By Steve Faguy
MONTREAL – The owner of a yet-to-launch Montreal television station is being threatened with legal action because the brand he's using for it is being considered as a new name for Radio-Canada.
This week, the CBC's intellectual property lawyer sent a legal letter to Sam Nowrouzzahrai, whose family owns 4517466 Canada Inc. and the licence for an ethnic over-the-air television station in Montreal that is set to launch this summer. The letter orders the company to cease and desist the use of the name "ICI" because it infringes on the CBC's trademark.
The ethnic TV station had planned to use the name "International Channel/Canal international", with "ICI" as an acronym. Nowrouzzahrai (who does business under the name Sam Norouzi) even registered "ICI" as a trademark with the Canadian Intellectual Property Office back in 2011.
The CBC's letter was sent this week and a statement of claim was filed with the federal court on Monday. Marc Pichette, a spokesperson for Radio-Canada, confirmed that the corporation asked the station to change its name saying the word ici "has been a Radio-Canada staple for decades." Network identifications use the phrase "Ici Radio-Canada" and a current advertising campaign uses the word to reflect its connection with its audience.

But a search of the Canadian Trade-marks Database shows a series of trademarks for use of the term "ici" were filed by the CBC last fall, a year after Nowrouzzahrai's ICI trademark. Montreal newspaper Le Devoir reported on Wednesday that the public broadcaster is considering rebranding all its French-language services and is playing with the term "ici". The trademarks registered by the CBC suggest the rebranding would apply to all Radio-Canada services, from local television stations to specialty channels RDI, ARTV and Explora, and websites like espace.mu and tou.tv.

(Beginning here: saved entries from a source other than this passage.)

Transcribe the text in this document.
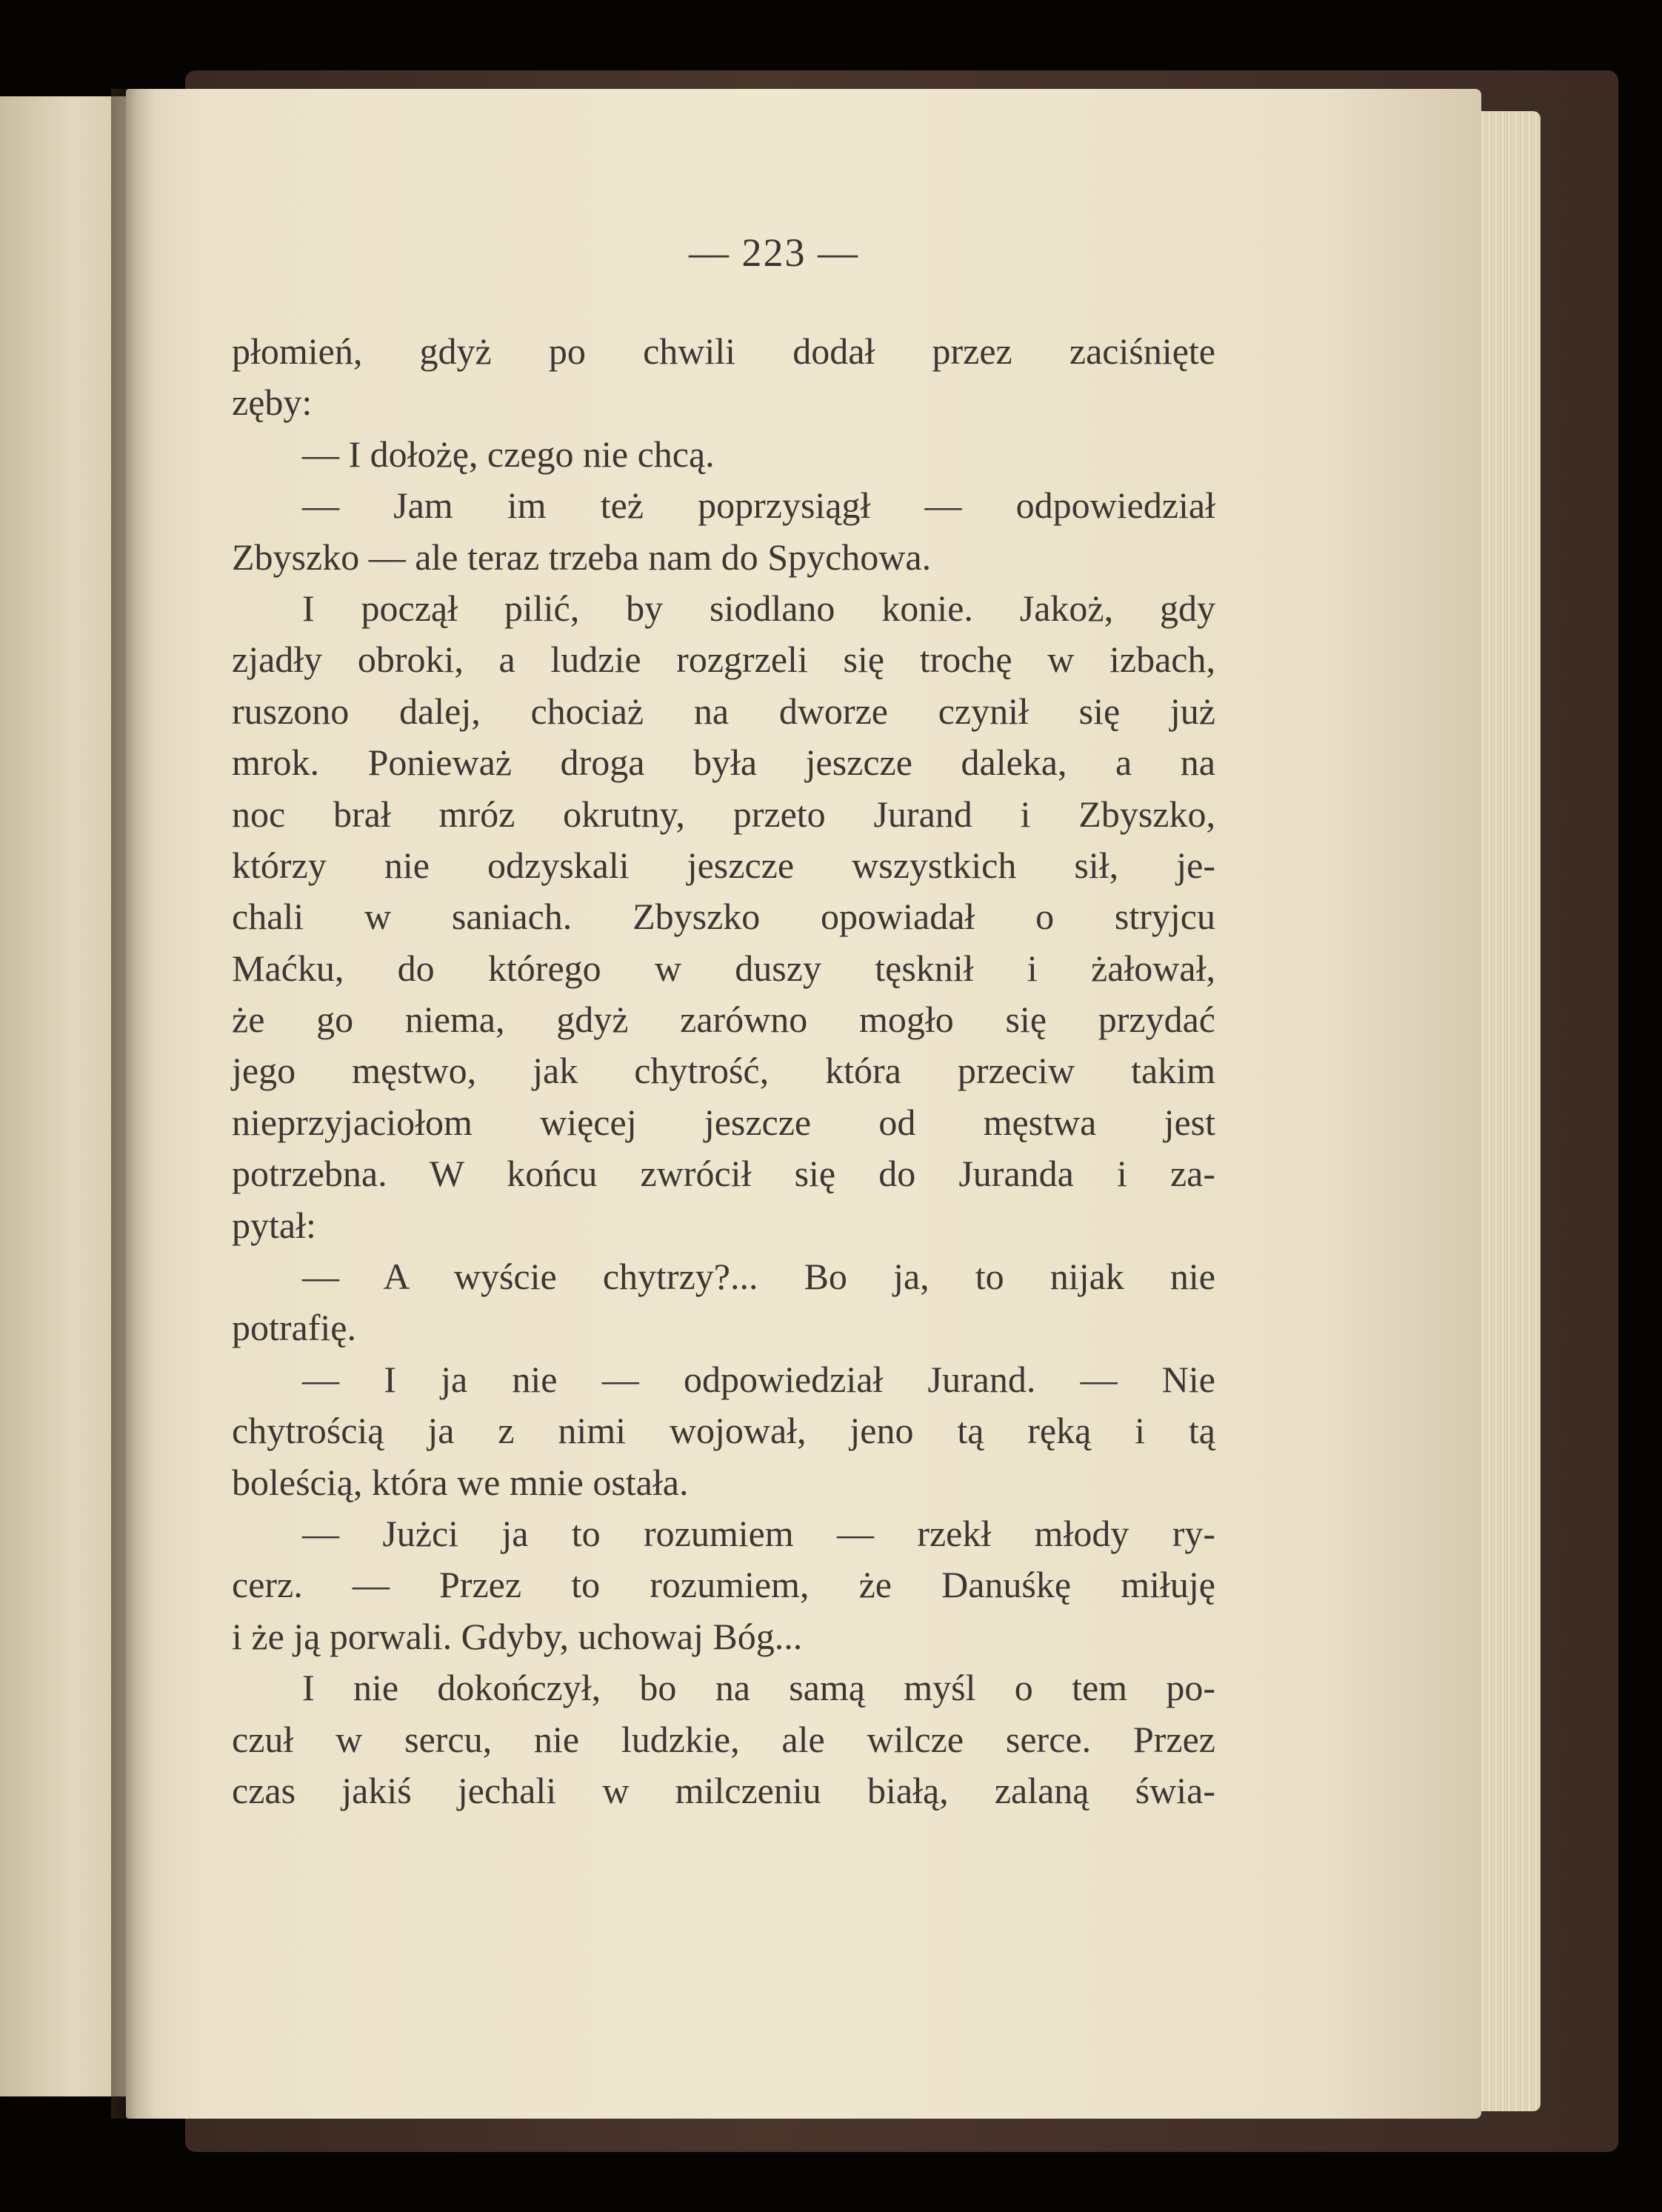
— 223 —
płomień, gdyż po chwili dodał przez zaciśnięte
zęby:
— I dołożę, czego nie chcą.
— Jam im też poprzysiągł — odpowiedział
Zbyszko — ale teraz trzeba nam do Spychowa.
I począł pilić, by siodlano konie. Jakoż, gdy
zjadły obroki, a ludzie rozgrzeli się trochę w izbach,
ruszono dalej, chociaż na dworze czynił się już
mrok. Ponieważ droga była jeszcze daleka, a na
noc brał mróz okrutny, przeto Jurand i Zbyszko,
którzy nie odzyskali jeszcze wszystkich sił, je-
chali w saniach. Zbyszko opowiadał o stryjcu
Maćku, do którego w duszy tęsknił i żałował,
że go niema, gdyż zarówno mogło się przydać
jego męstwo, jak chytrość, która przeciw takim
nieprzyjaciołom więcej jeszcze od męstwa jest
potrzebna. W końcu zwrócił się do Juranda i za-
pytał:
— A wyście chytrzy?... Bo ja, to nijak nie
potrafię.
— I ja nie — odpowiedział Jurand. — Nie
chytrością ja z nimi wojował, jeno tą ręką i tą
boleścią, która we mnie ostała.
— Jużci ja to rozumiem — rzekł młody ry-
cerz. — Przez to rozumiem, że Danuśkę miłuję
i że ją porwali. Gdyby, uchowaj Bóg...
I nie dokończył, bo na samą myśl o tem po-
czuł w sercu, nie ludzkie, ale wilcze serce. Przez
czas jakiś jechali w milczeniu białą, zalaną świa-
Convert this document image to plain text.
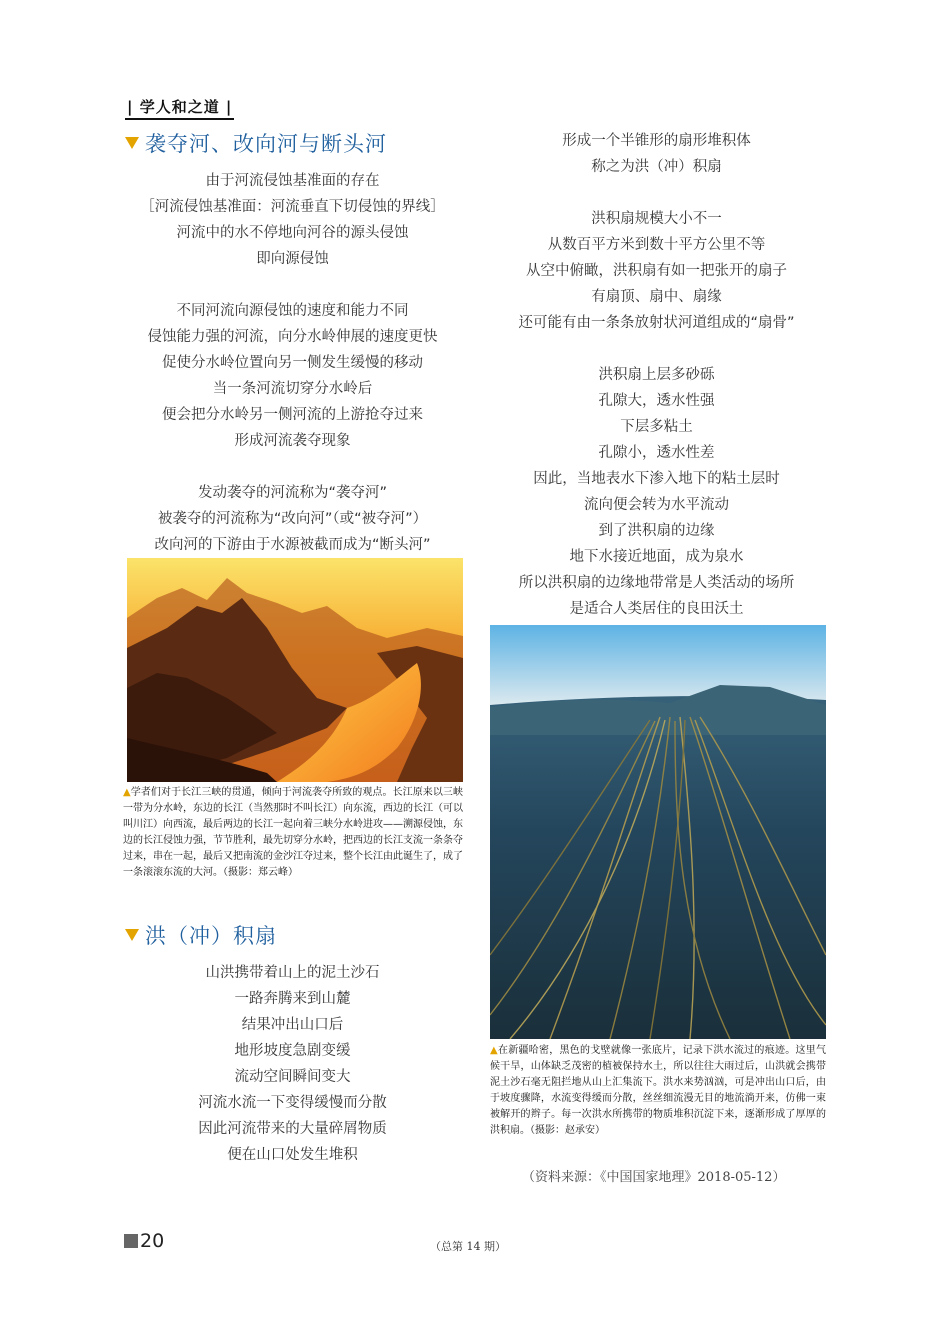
| 学人和之道 |
袭夺河、改向河与断头河
由于河流侵蚀基准面的存在
［河流侵蚀基准面：河流垂直下切侵蚀的界线］
河流中的水不停地向河谷的源头侵蚀
即向源侵蚀
不同河流向源侵蚀的速度和能力不同
侵蚀能力强的河流，向分水岭伸展的速度更快
促使分水岭位置向另一侧发生缓慢的移动
当一条河流切穿分水岭后
便会把分水岭另一侧河流的上游抢夺过来
形成河流袭夺现象
发动袭夺的河流称为“袭夺河”
被袭夺的河流称为“改向河”（或“被夺河”）
改向河的下游由于水源被截而成为“断头河”
▲学者们对于长江三峡的贯通，倾向于河流袭夺所致的观点。长江原来以三峡一带为分水岭，东边的长江（当然那时不叫长江）向东流，西边的长江（可以叫川江）向西流，最后两边的长江一起向着三峡分水岭进攻——溯源侵蚀，东边的长江侵蚀力强，节节胜利，最先切穿分水岭，把西边的长江支流一条条夺过来，串在一起，最后又把南流的金沙江夺过来，整个长江由此诞生了，成了一条滚滚东流的大河。（摄影：郑云峰）
洪（冲）积扇
山洪携带着山上的泥土沙石
一路奔腾来到山麓
结果冲出山口后
地形坡度急剧变缓
流动空间瞬间变大
河流水流一下变得缓慢而分散
因此河流带来的大量碎屑物质
便在山口处发生堆积
形成一个半锥形的扇形堆积体
称之为洪（冲）积扇
洪积扇规模大小不一
从数百平方米到数十平方公里不等
从空中俯瞰，洪积扇有如一把张开的扇子
有扇顶、扇中、扇缘
还可能有由一条条放射状河道组成的“扇骨”
洪积扇上层多砂砾
孔隙大，透水性强
下层多粘土
孔隙小，透水性差
因此，当地表水下渗入地下的粘土层时
流向便会转为水平流动
到了洪积扇的边缘
地下水接近地面，成为泉水
所以洪积扇的边缘地带常是人类活动的场所
是适合人类居住的良田沃土
▲在新疆哈密，黑色的戈壁就像一张底片，记录下洪水流过的痕迹。这里气候干旱，山体缺乏茂密的植被保持水土，所以往往大雨过后，山洪就会携带泥土沙石毫无阻拦地从山上汇集流下。洪水来势汹汹，可是冲出山口后，由于坡度骤降，水流变得缓而分散，丝丝细流漫无目的地流淌开来，仿佛一束被解开的辫子。每一次洪水所携带的物质堆积沉淀下来，逐渐形成了厚厚的洪积扇。（摄影：赵承安）
（资料来源：《中国国家地理》2018-05-12）
20	（总第 14 期）
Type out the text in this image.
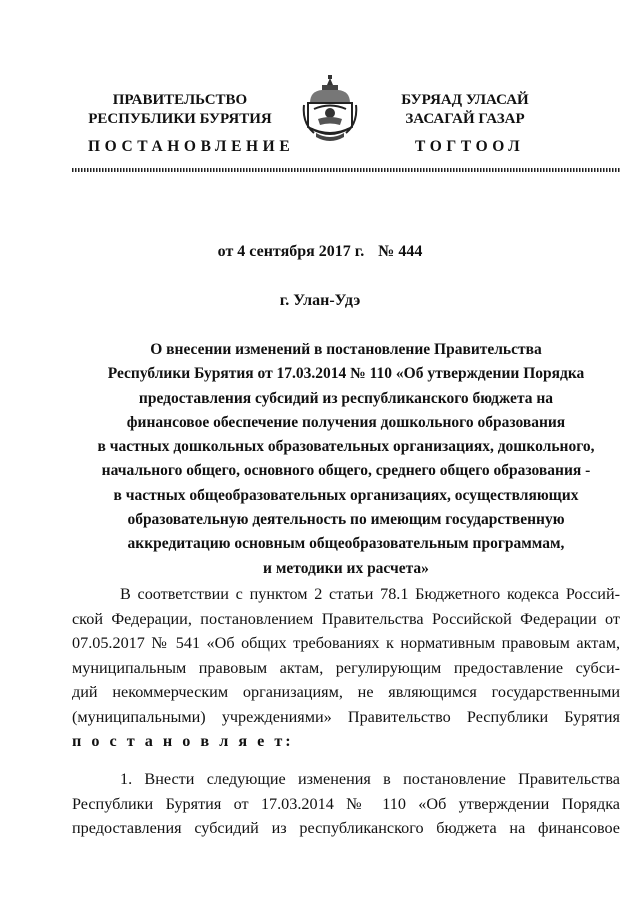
ПРАВИТЕЛЬСТВО
РЕСПУБЛИКИ БУРЯТИЯ
БУРЯАД УЛАСАЙ
ЗАСАГАЙ ГАЗАР
ПОСТАНОВЛЕНИЕ	ТОГТООЛ
от 4 сентября 2017 г. № 444
г. Улан-Удэ
О внесении изменений в постановление Правительства
Республики Бурятия от 17.03.2014 № 110 «Об утверждении Порядка
предоставления субсидий из республиканского бюджета на
финансовое обеспечение получения дошкольного образования
в частных дошкольных образовательных организациях, дошкольного,
начального общего, основного общего, среднего общего образования -
в частных общеобразовательных организациях, осуществляющих
образовательную деятельность по имеющим государственную
аккредитацию основным общеобразовательным программам,
и методики их расчета»
В соответствии с пунктом 2 статьи 78.1 Бюджетного кодекса Россий-
ской Федерации, постановлением Правительства Российской Федерации от
07.05.2017 № 541 «Об общих требованиях к нормативным правовым актам,
муниципальным правовым актам, регулирующим предоставление субси-
дий некоммерческим организациям, не являющимся государственными
(муниципальными) учреждениями» Правительство Республики Бурятия
п о с т а н о в л я е т:
1. Внести следующие изменения в постановление Правительства
Республики Бурятия от 17.03.2014 № 110 «Об утверждении Порядка
предоставления субсидий из республиканского бюджета на финансовое
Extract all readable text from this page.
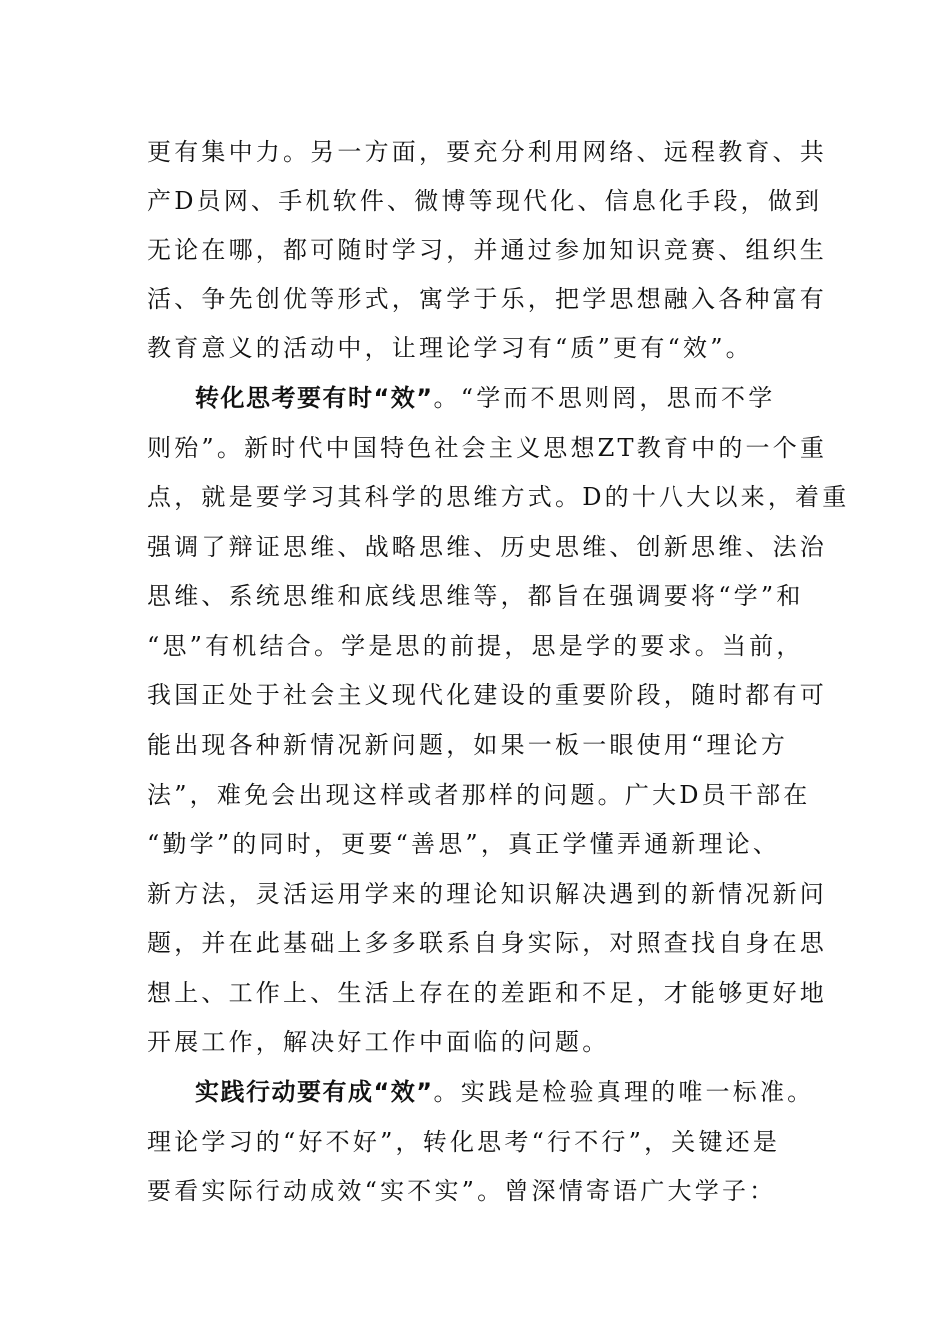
更有集中力。另一方面，要充分利用网络、远程教育、共
产D员网、手机软件、微博等现代化、信息化手段，做到
无论在哪，都可随时学习，并通过参加知识竞赛、组织生
活、争先创优等形式，寓学于乐，把学思想融入各种富有
教育意义的活动中，让理论学习有“质”更有“效”。
转化思考要有时“效”。“学而不思则罔，思而不学
则殆”。新时代中国特色社会主义思想ZT教育中的一个重
点，就是要学习其科学的思维方式。D的十八大以来，着重
强调了辩证思维、战略思维、历史思维、创新思维、法治
思维、系统思维和底线思维等，都旨在强调要将“学”和
“思”有机结合。学是思的前提，思是学的要求。当前，
我国正处于社会主义现代化建设的重要阶段，随时都有可
能出现各种新情况新问题，如果一板一眼使用“理论方
法”，难免会出现这样或者那样的问题。广大D员干部在
“勤学”的同时，更要“善思”，真正学懂弄通新理论、
新方法，灵活运用学来的理论知识解决遇到的新情况新问
题，并在此基础上多多联系自身实际，对照查找自身在思
想上、工作上、生活上存在的差距和不足，才能够更好地
开展工作，解决好工作中面临的问题。
实践行动要有成“效”。实践是检验真理的唯一标准。
理论学习的“好不好”，转化思考“行不行”，关键还是
要看实际行动成效“实不实”。曾深情寄语广大学子：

Nowrouzzahrai, who is busy acquiring a transmitter and antenna for the multicultural station and dealing with dozens of independent producers who will make programming for it, only found out about the letter when this journalist called him about it. He's currently in Florida and said he doesn't know what to do about it. "We don't have money to hire lawyers," he said after confirming with his father back in Montreal that the law firm Gowlings had sent his company a letter on behalf of the CBC. Nowrouzzahrai said it was unlikely the small family operation would stand a chance against the CBC's legal power.
Nowrouzzahrai's ethnic TV station, which received CRTC approval in December, was part of a three-party deal that also saw Rogers Broadcasting purchase CJNT in Montreal from Channel Zero for $10.3 million and convert it from an ethnic station into an English-language Citytv station. In exchange, both Rogers and Channel Zero are providing support to Nowrouzzahrai's company to help it launch the new ethnic station, which would be run as a producers' cooperative.